Conservatives do not value or even understand tolerance or diversity. They strive to be a homogeneous mass who all think in the one approved manner. If liberals tolerate the beliefs of New Age spiritualism, it must be because they all share those beliefs, or so the argument ran. New Age spiritualism must be the official religion of liberalism and all liberals must be anti-science woo-woos. It was a caricature, by an effective one for propaganda purposes. It told scientists, technicians, and others who valued science that the conservatives were their team. The trouble is, conservatives do not value science. At most, they value some science and they value the products of science, especially the economic products.

Science, as an intellectual project is profoundly un-conservative. Science does not value tradition. Science requires authority to continually reprove itself. Science must follow the truth wherever it goes, regardless of the political and economic implications. Science is apolitical. However, while science may not be any friendlier to liberalism than it is to conservatism, liberalism, by virtue of that tolerance thing, is friendlier to science than conservatism is.

The conservative narrative about science began to fall apart over two issues. The first, historically, was religion. Conservative religion will tolerate no competition as a path to the truth. As conservative Christians have gained power in the political conservative sphere, they have tried to use that power to silence science. Biology, reproductive knowledge, and environmental sciences were the first to fall afoul of the rising religious conservative power, but they also have their eyes on cosmology, the earth sciences, and dating technology. At the bottom of the culture war, religious conservative want to do away with the scientific method itself and silence unfettered inquisitiveness in the name of traditional authority.

The second conflict between science and the modern conservative movement has come where new scientific knowledge has threatened profitable economic practices. Medicine and environmentalism constantly make us aware of costs to ourselves, as individuals and as part of the entire planetary biosphere, that are being ignored. In many cases, the only way businesses can continue to function is by ignoring these costs and forcing them into the future. But the future is now and here in the form of lung cancer, childhood asthma, and climate change.

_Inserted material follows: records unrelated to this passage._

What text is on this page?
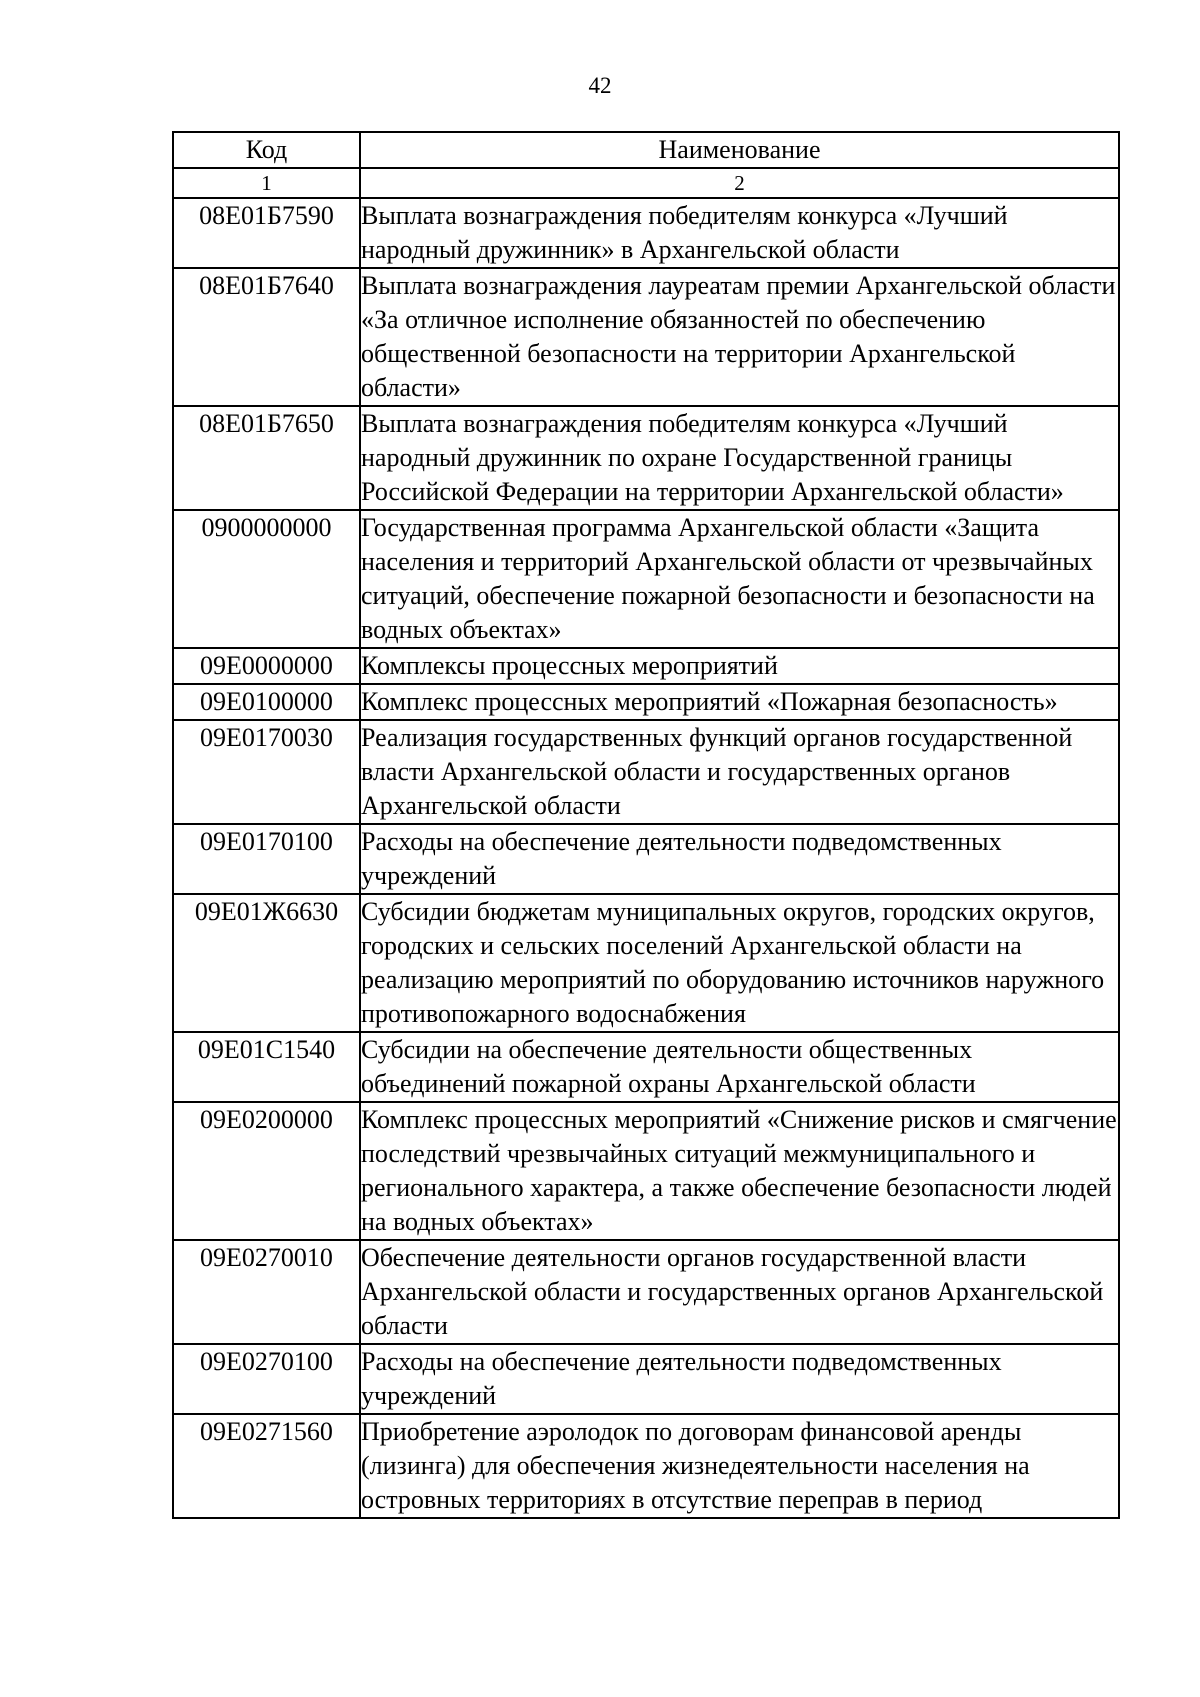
42
Код	Наименование
1	2
08Е01Б7590	Выплата вознаграждения победителям конкурса «Лучший народный дружинник» в Архангельской области
08Е01Б7640	Выплата вознаграждения лауреатам премии Архангельской области «За отличное исполнение обязанностей по обеспечению общественной безопасности на территории Архангельской области»
08Е01Б7650	Выплата вознаграждения победителям конкурса «Лучший народный дружинник по охране Государственной границы Российской Федерации на территории Архангельской области»
0900000000	Государственная программа Архангельской области «Защита населения и территорий Архангельской области от чрезвычайных ситуаций, обеспечение пожарной безопасности и безопасности на водных объектах»
09Е0000000	Комплексы процессных мероприятий
09Е0100000	Комплекс процессных мероприятий «Пожарная безопасность»
09Е0170030	Реализация государственных функций органов государственной власти Архангельской области и государственных органов Архангельской области
09Е0170100	Расходы на обеспечение деятельности подведомственных учреждений
09Е01Ж6630	Субсидии бюджетам муниципальных округов, городских округов, городских и сельских поселений Архангельской области на реализацию мероприятий по оборудованию источников наружного противопожарного водоснабжения
09Е01С1540	Субсидии на обеспечение деятельности общественных объединений пожарной охраны Архангельской области
09Е0200000	Комплекс процессных мероприятий «Снижение рисков и смягчение последствий чрезвычайных ситуаций межмуниципального и регионального характера, а также обеспечение безопасности людей на водных объектах»
09Е0270010	Обеспечение деятельности органов государственной власти Архангельской области и государственных органов Архангельской области
09Е0270100	Расходы на обеспечение деятельности подведомственных учреждений
09Е0271560	Приобретение аэролодок по договорам финансовой аренды (лизинга) для обеспечения жизнедеятельности населения на островных территориях в отсутствие переправ в период
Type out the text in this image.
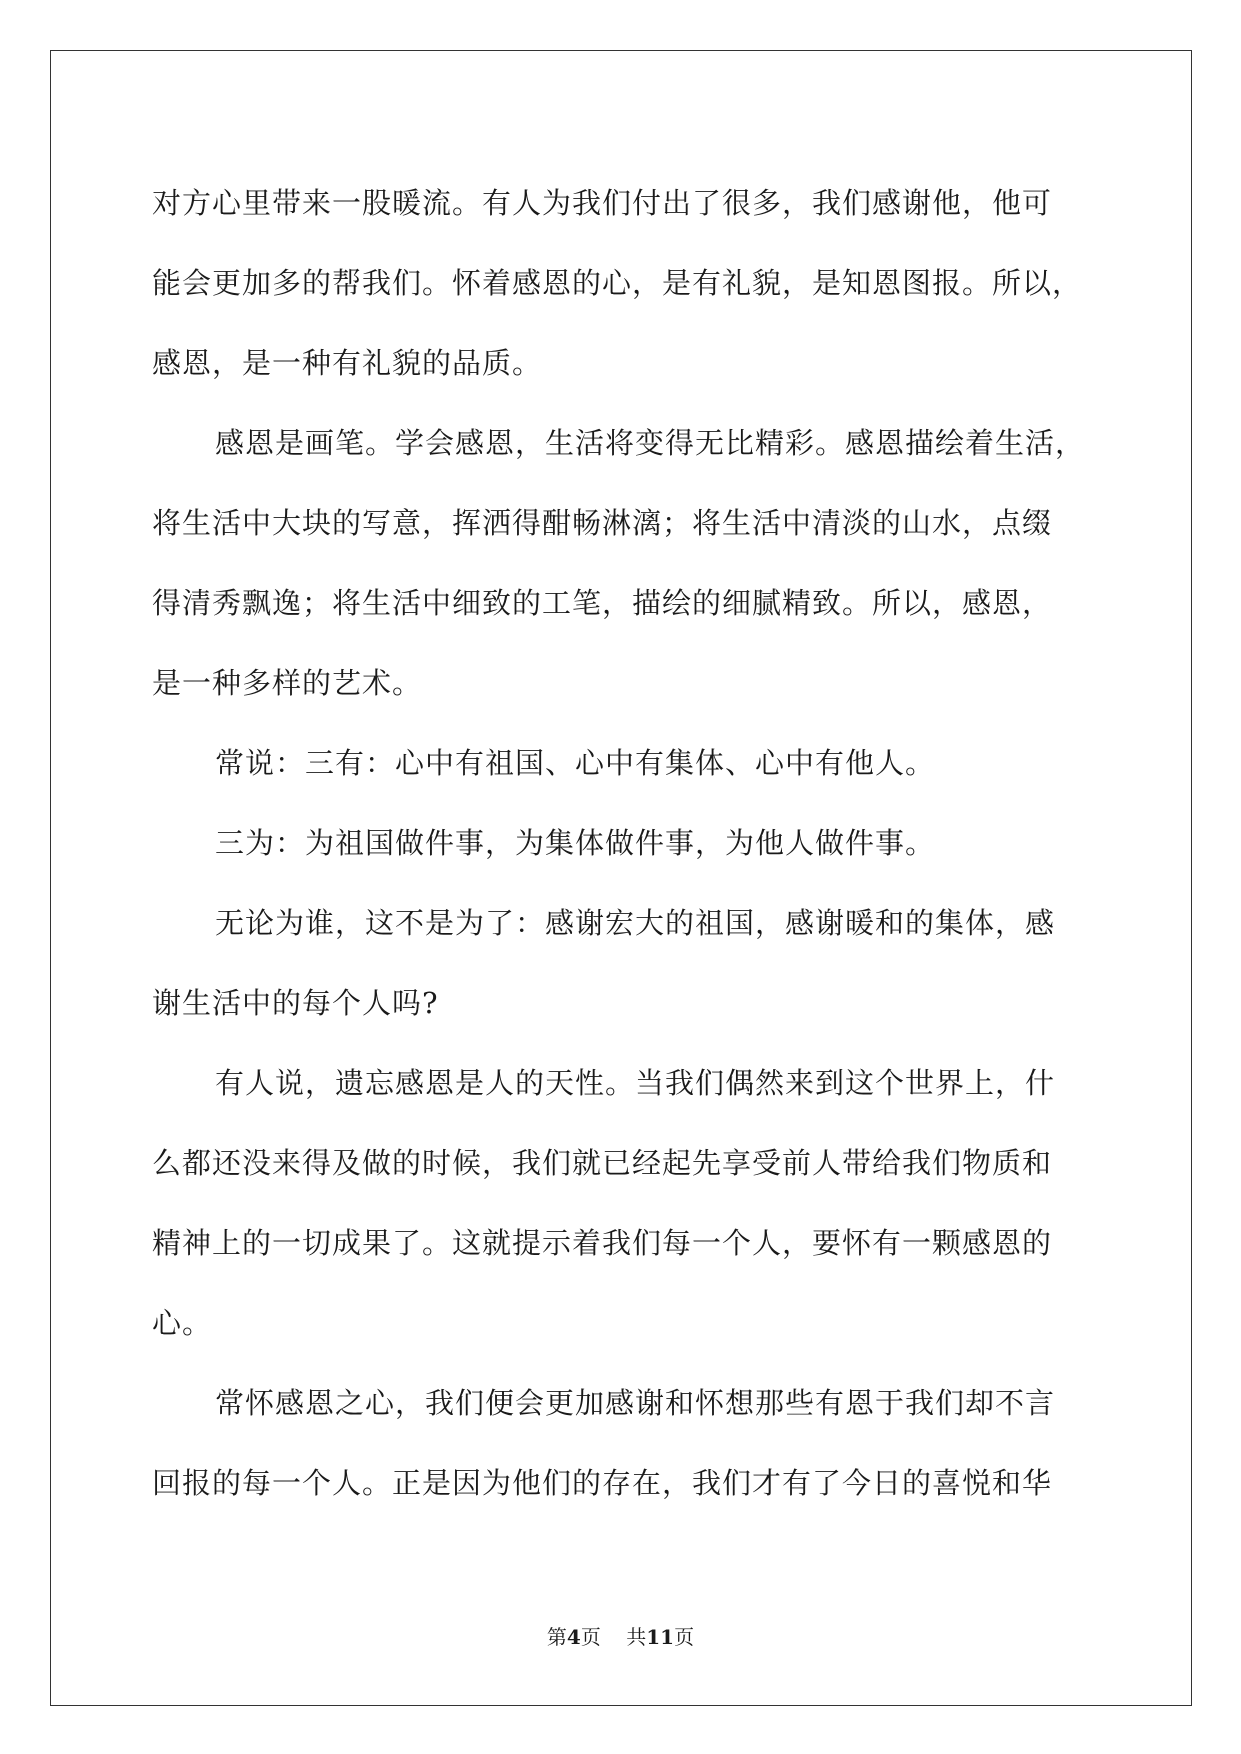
对方心里带来一股暖流。有人为我们付出了很多，我们感谢他，他可
能会更加多的帮我们。怀着感恩的心，是有礼貌，是知恩图报。所以，
感恩，是一种有礼貌的品质。
感恩是画笔。学会感恩，生活将变得无比精彩。感恩描绘着生活，
将生活中大块的写意，挥洒得酣畅淋漓；将生活中清淡的山水，点缀
得清秀飘逸；将生活中细致的工笔，描绘的细腻精致。所以，感恩，
是一种多样的艺术。
常说：三有：心中有祖国、心中有集体、心中有他人。
三为：为祖国做件事，为集体做件事，为他人做件事。
无论为谁，这不是为了：感谢宏大的祖国，感谢暖和的集体，感
谢生活中的每个人吗?
有人说，遗忘感恩是人的天性。当我们偶然来到这个世界上，什
么都还没来得及做的时候，我们就已经起先享受前人带给我们物质和
精神上的一切成果了。这就提示着我们每一个人，要怀有一颗感恩的
心。
常怀感恩之心，我们便会更加感谢和怀想那些有恩于我们却不言
回报的每一个人。正是因为他们的存在，我们才有了今日的喜悦和华
第4页 共11页
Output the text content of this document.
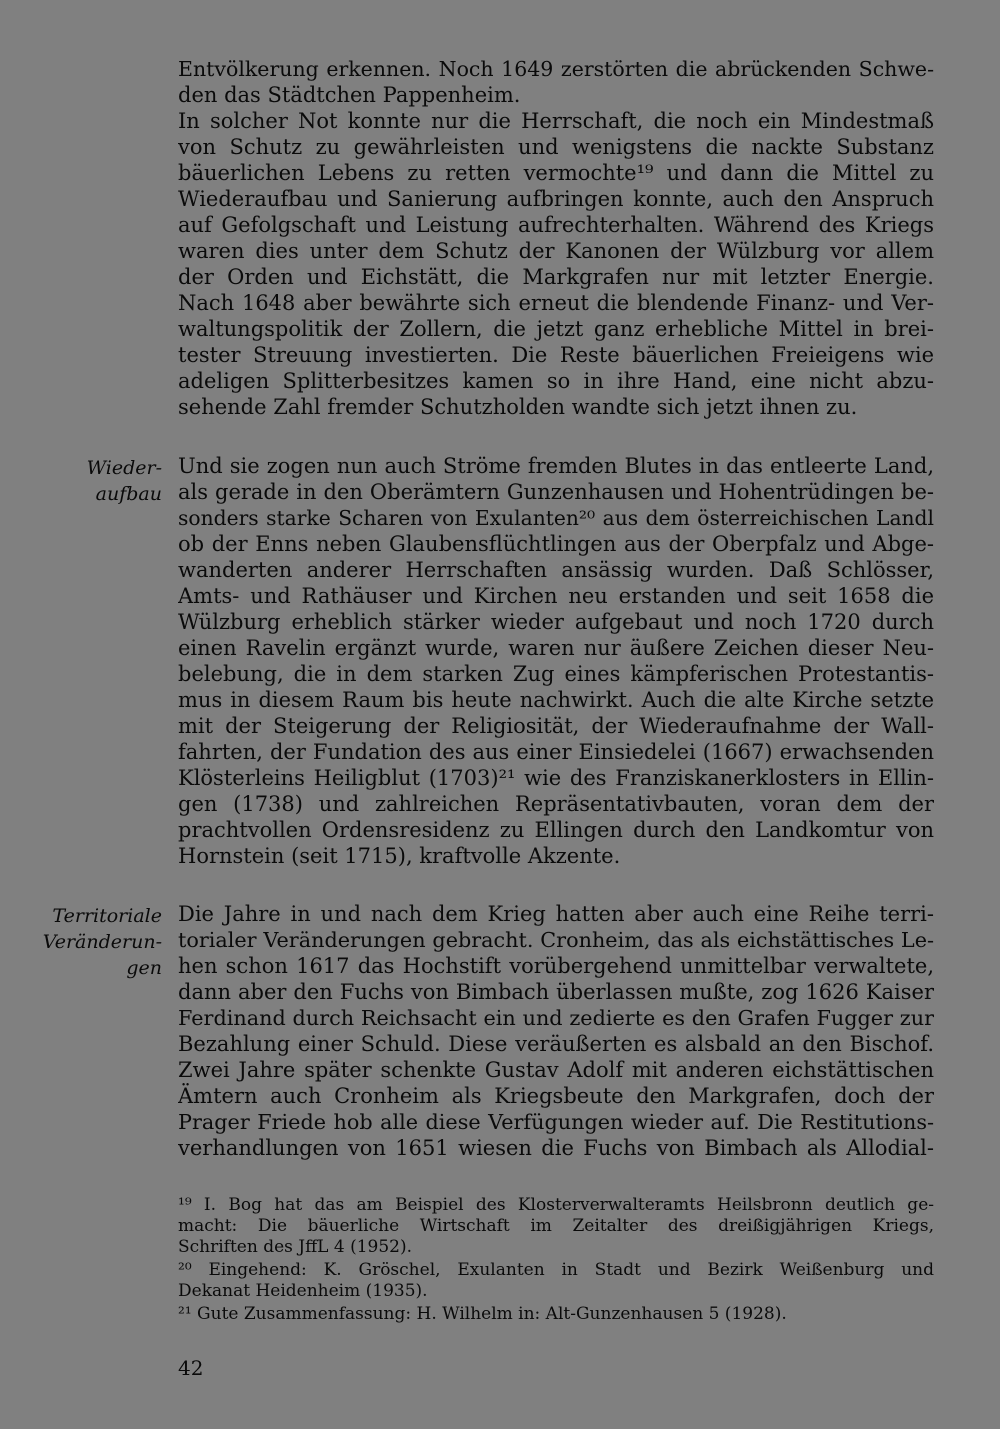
Entvölkerung erkennen. Noch 1649 zerstörten die abrückenden Schwe-
den das Städtchen Pappenheim.
In solcher Not konnte nur die Herrschaft, die noch ein Mindestmaß
von Schutz zu gewährleisten und wenigstens die nackte Substanz
bäuerlichen Lebens zu retten vermochte¹⁹ und dann die Mittel zu
Wiederaufbau und Sanierung aufbringen konnte, auch den Anspruch
auf Gefolgschaft und Leistung aufrechterhalten. Während des Kriegs
waren dies unter dem Schutz der Kanonen der Wülzburg vor allem
der Orden und Eichstätt, die Markgrafen nur mit letzter Energie.
Nach 1648 aber bewährte sich erneut die blendende Finanz- und Ver-
waltungspolitik der Zollern, die jetzt ganz erhebliche Mittel in brei-
tester Streuung investierten. Die Reste bäuerlichen Freieigens wie
adeligen Splitterbesitzes kamen so in ihre Hand, eine nicht abzu-
sehende Zahl fremder Schutzholden wandte sich jetzt ihnen zu.
Wieder-
aufbau
Und sie zogen nun auch Ströme fremden Blutes in das entleerte Land,
als gerade in den Oberämtern Gunzenhausen und Hohentrüdingen be-
sonders starke Scharen von Exulanten²⁰ aus dem österreichischen Landl
ob der Enns neben Glaubensflüchtlingen aus der Oberpfalz und Abge-
wanderten anderer Herrschaften ansässig wurden. Daß Schlösser,
Amts- und Rathäuser und Kirchen neu erstanden und seit 1658 die
Wülzburg erheblich stärker wieder aufgebaut und noch 1720 durch
einen Ravelin ergänzt wurde, waren nur äußere Zeichen dieser Neu-
belebung, die in dem starken Zug eines kämpferischen Protestantis-
mus in diesem Raum bis heute nachwirkt. Auch die alte Kirche setzte
mit der Steigerung der Religiosität, der Wiederaufnahme der Wall-
fahrten, der Fundation des aus einer Einsiedelei (1667) erwachsenden
Klösterleins Heiligblut (1703)²¹ wie des Franziskanerklosters in Ellin-
gen (1738) und zahlreichen Repräsentativbauten, voran dem der
prachtvollen Ordensresidenz zu Ellingen durch den Landkomtur von
Hornstein (seit 1715), kraftvolle Akzente.
Territoriale
Veränderun-
gen
Die Jahre in und nach dem Krieg hatten aber auch eine Reihe terri-
torialer Veränderungen gebracht. Cronheim, das als eichstättisches Le-
hen schon 1617 das Hochstift vorübergehend unmittelbar verwaltete,
dann aber den Fuchs von Bimbach überlassen mußte, zog 1626 Kaiser
Ferdinand durch Reichsacht ein und zedierte es den Grafen Fugger zur
Bezahlung einer Schuld. Diese veräußerten es alsbald an den Bischof.
Zwei Jahre später schenkte Gustav Adolf mit anderen eichstättischen
Ämtern auch Cronheim als Kriegsbeute den Markgrafen, doch der
Prager Friede hob alle diese Verfügungen wieder auf. Die Restitutions-
verhandlungen von 1651 wiesen die Fuchs von Bimbach als Allodial-
¹⁹ I. Bog hat das am Beispiel des Klosterverwalteramts Heilsbronn deutlich ge-
macht: Die bäuerliche Wirtschaft im Zeitalter des dreißigjährigen Kriegs,
Schriften des JffL 4 (1952).
²⁰ Eingehend: K. Gröschel, Exulanten in Stadt und Bezirk Weißenburg und
Dekanat Heidenheim (1935).
²¹ Gute Zusammenfassung: H. Wilhelm in: Alt-Gunzenhausen 5 (1928).
42
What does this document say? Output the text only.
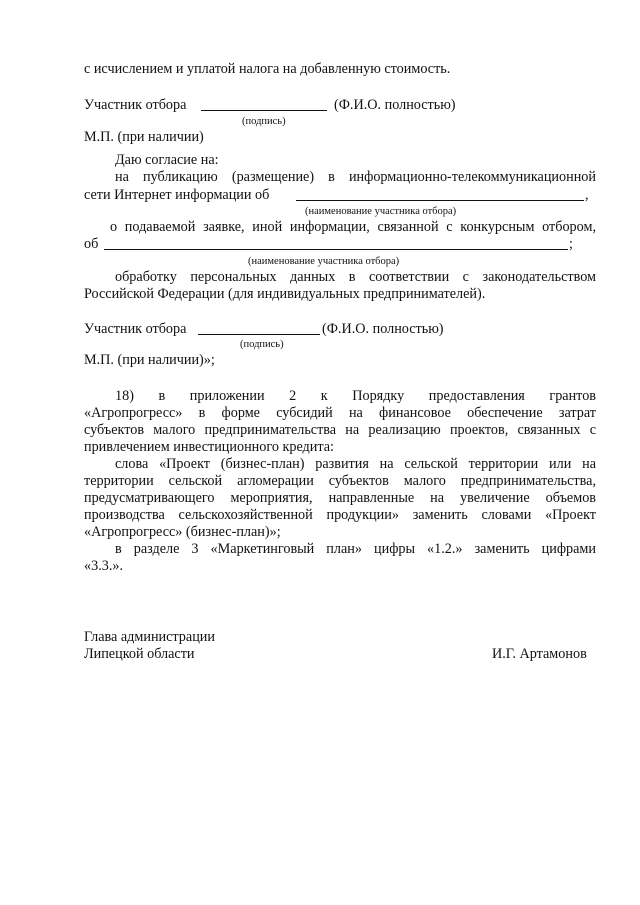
с исчислением и уплатой налога на добавленную стоимость.
Участник отбора	(Ф.И.О. полностью)
(подпись)
М.П. (при наличии)
Даю согласие на:
на публикацию (размещение) в информационно-телекоммуникационной
сети Интернет информации об	,
(наименование участника отбора)
о подаваемой заявке, иной информации, связанной с конкурсным отбором,
об	;
(наименование участника отбора)
обработку персональных данных в соответствии с законодательством
Российской Федерации (для индивидуальных предпринимателей).
Участник отбора	(Ф.И.О. полностью)
(подпись)
М.П. (при наличии)»;
18) в приложении 2 к Порядку предоставления грантов
«Агропрогресс» в форме субсидий на финансовое обеспечение затрат
субъектов малого предпринимательства на реализацию проектов, связанных с
привлечением инвестиционного кредита:
слова «Проект (бизнес-план) развития на сельской территории или на
территории сельской агломерации субъектов малого предпринимательства,
предусматривающего мероприятия, направленные на увеличение объемов
производства сельскохозяйственной продукции» заменить словами «Проект
«Агропрогресс» (бизнес-план)»;
в разделе 3 «Маркетинговый план» цифры «1.2.» заменить цифрами
«3.3.».
Глава администрации
Липецкой области	И.Г. Артамонов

The modern conservative movement has begun to view science itself as the enemy. Science refuses to submit to proper authority and undermines business with inconvenient truths. From the conservative point of view, science has gone over to the other side. If science is liberal, then the only proper attitude for a loyal conservative is to become anti-science and celebrate assaults on science.

Confirmation that anti-science is now an article of faith among conservatives comes from no less an authority than the National Review. In an online review of the movie I Am Legend, Greg Pollowitz writes:
Shhhh. The end of I Am Legend is religious. And the beginning of the movie is anti-science. The military is a force for good, too. Shhhh. Our little secret. And what must be surprising to those on the Left, a movie that's anti-science, religious and pro-military earned close to $80 million over the weekend.

Got that? A good conservative movie is on that is religious, pro-military, and anti-science. As a pro-science liberal, I knew it all along, but it's nice to get a confirmation from their lips.